La città che quei soggetti hanno in mente è una sorta di monocoltura, una città che si regge esclusivamente su un solo tipo di risorsa, su un afflusso di denaro che arriva solo da un rubinetto, un insieme di edifici, molto vasto, pieno di gente che arriva, resta per un po’e poi parte. Servono mezzi per farla arrivare e muovere a piedi su un percorso dotato di mangiatoie, sedili, rinfrescatoi, cose da vedere e fotografare, luoghi per divertirsi, dormitori, poi aerei, navi e mezzi veloci per farla ripartire. A prezzi ben differenziati, e se possibile su percorsi poco intersecantisi. Distinguiamo sempre un po’ le classi di appartenenza, prego. Tutto il resto non conta e va sacrificato.
Il pericolo è quello delle monocolture, arriva un piccolo, minuscolo parassita, e la sterminata coltivazione muore. E il coltivatore pure. Per fare un esempio: una crisi come una epidemia, una “guerricciola” e un po’ di terrorismo e qui non viene più nessuno, e muore la monocoltura turistica, cioè muore l’economia della città. E non sono restate altre fonti di reddito, le hanno chiuse tutte(è importante ricordare che FIRENZE-PRATO PISTOIA ERANO IL TERZO POLO INDUSTRIALE DELL’ITALIA CON L’ESISTENZA DELLA BORSA MERCI A FIRENZE-DI TUTTO QUESTO NON ESISTE PIU’ NIENTE-).
Resta infine un altro esito, di tipo  sociologico, una conseguenza letale: la mutazione  della struttura sociale, forse addirittura antropologica. Scompare la tradizionale stratificazione in classi, ognuna con una propria forte identità di gruppo, con propri valori, attitudini, capacità e saperi,  che variamente si uniscono per un comune senso di appartenenza, o si contrappongono, riuscendo però sempre a ristrutturarsi  e rimodellarsi in base a processi vitali .
Nel nefando progetto in atto, ripetiamo, tutto ciò va a scomparire: se si riprogramma e si riprogetta la base economica fondamentale in senso univoco, la monocoltura turistica, cambia il lavoro ma cambiano anche i “lavoratori”, i cittadini. Il lavoro non è produttivo di beni e merci ma consiste solo nel fornire cibo, alloggio, svaghi, transiti, spostamenti, attrazioni spettacolari ( V. Nerone Rock a Roma), shopping, e i cittadini lavoratori trovano impiego solo in questo schema.  Non è un caso che in televisione si trovino sempre più programmi in cui si cucina, si assaggia, si mangia, in cui i cuochi sono addirittura maitres à penser, vere star mediatiche, che gareggiano, si sfidano cucinando autentiche porcherie che alcuni di noi non mangerebbero mai, però questo è quello che viene proposto e  scodellato. Una società di camerieri, di cuochi, di affittacamere, di sommelier, insomma di osti(IN QUASI TUTTI GLI ATENEI ITALIANI SONO STATI ISTITUITI CORSI DI LAUREA IN "SCIENZE GASTRONOMICHE", aggiungendo una  ulteriore scamorza  alla lunga lista di pseudo scienze e pseudo lauree, inventate per fare cassetta). 

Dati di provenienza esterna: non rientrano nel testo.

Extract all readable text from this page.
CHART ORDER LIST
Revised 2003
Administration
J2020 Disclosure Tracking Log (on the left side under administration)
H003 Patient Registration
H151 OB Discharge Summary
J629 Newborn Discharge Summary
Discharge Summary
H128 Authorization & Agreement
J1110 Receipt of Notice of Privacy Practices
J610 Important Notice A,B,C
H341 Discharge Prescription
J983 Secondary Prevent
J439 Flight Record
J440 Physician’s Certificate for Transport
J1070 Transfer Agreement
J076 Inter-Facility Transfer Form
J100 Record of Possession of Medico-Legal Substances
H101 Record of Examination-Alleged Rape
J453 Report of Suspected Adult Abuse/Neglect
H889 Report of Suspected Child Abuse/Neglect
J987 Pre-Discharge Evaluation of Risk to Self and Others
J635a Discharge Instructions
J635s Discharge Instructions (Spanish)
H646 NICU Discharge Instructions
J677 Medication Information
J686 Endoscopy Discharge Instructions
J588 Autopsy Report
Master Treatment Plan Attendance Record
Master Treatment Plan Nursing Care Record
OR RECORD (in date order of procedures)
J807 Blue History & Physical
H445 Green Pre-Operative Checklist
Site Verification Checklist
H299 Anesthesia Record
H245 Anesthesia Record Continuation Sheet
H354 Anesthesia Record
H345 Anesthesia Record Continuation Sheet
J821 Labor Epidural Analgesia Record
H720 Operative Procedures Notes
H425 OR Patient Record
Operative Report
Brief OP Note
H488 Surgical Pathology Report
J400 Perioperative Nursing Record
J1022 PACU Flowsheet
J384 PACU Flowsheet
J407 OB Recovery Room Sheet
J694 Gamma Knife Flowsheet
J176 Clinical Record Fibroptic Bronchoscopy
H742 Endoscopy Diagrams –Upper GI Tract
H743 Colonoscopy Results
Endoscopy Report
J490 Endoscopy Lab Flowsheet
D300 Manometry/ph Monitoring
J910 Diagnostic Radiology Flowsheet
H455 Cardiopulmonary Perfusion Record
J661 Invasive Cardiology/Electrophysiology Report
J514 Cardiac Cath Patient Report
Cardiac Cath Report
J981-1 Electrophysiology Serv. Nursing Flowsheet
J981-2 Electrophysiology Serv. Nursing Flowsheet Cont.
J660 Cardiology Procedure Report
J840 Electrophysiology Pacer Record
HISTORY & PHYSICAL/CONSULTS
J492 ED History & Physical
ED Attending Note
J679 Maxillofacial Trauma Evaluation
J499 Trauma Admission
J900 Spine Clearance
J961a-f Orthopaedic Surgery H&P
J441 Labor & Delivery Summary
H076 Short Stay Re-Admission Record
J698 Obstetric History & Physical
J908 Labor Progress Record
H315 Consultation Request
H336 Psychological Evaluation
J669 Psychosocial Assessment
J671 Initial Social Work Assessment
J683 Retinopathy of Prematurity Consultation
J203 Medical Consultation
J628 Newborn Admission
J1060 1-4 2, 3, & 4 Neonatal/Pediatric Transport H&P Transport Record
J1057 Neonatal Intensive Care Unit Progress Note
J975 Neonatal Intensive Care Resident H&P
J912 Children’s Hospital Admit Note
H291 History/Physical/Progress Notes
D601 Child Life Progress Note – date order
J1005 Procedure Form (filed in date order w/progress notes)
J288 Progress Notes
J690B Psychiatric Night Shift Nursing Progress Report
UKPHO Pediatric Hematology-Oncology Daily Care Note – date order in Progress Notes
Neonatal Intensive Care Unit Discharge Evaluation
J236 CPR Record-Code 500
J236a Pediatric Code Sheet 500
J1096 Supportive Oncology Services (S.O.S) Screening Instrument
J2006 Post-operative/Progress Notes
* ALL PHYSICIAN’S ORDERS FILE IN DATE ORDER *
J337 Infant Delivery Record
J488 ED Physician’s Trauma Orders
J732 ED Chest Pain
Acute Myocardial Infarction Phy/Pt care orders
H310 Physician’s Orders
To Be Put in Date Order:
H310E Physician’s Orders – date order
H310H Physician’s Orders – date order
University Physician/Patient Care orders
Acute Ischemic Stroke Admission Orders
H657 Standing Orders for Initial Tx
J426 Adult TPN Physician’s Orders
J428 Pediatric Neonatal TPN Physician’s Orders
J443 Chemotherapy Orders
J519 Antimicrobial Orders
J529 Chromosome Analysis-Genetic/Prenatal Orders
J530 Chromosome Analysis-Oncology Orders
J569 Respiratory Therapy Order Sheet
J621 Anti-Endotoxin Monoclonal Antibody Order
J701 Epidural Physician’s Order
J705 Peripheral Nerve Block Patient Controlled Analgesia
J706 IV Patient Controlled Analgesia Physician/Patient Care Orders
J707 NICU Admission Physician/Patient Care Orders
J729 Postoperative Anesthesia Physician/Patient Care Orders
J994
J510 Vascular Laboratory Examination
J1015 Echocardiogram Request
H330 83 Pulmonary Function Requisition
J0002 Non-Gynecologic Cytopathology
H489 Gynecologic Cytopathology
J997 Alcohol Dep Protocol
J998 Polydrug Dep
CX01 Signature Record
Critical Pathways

. Chi possiede i pacchetti di azioni, di viaggi, di soggiorni, guadagna quello che vuole, ai restanti non resta che trottare e sorridere. Ma che società è ? Che società vogliono sfornare? Che cittadini ci saranno? Obbedienti e servizievoli, certo.

Perciò non si dica mai più che non c’è un progetto d’insieme. C’è un progetto che considera tutto come commestibile, pure noi, dal momento che siamo già stati intortati e spennati a dovere.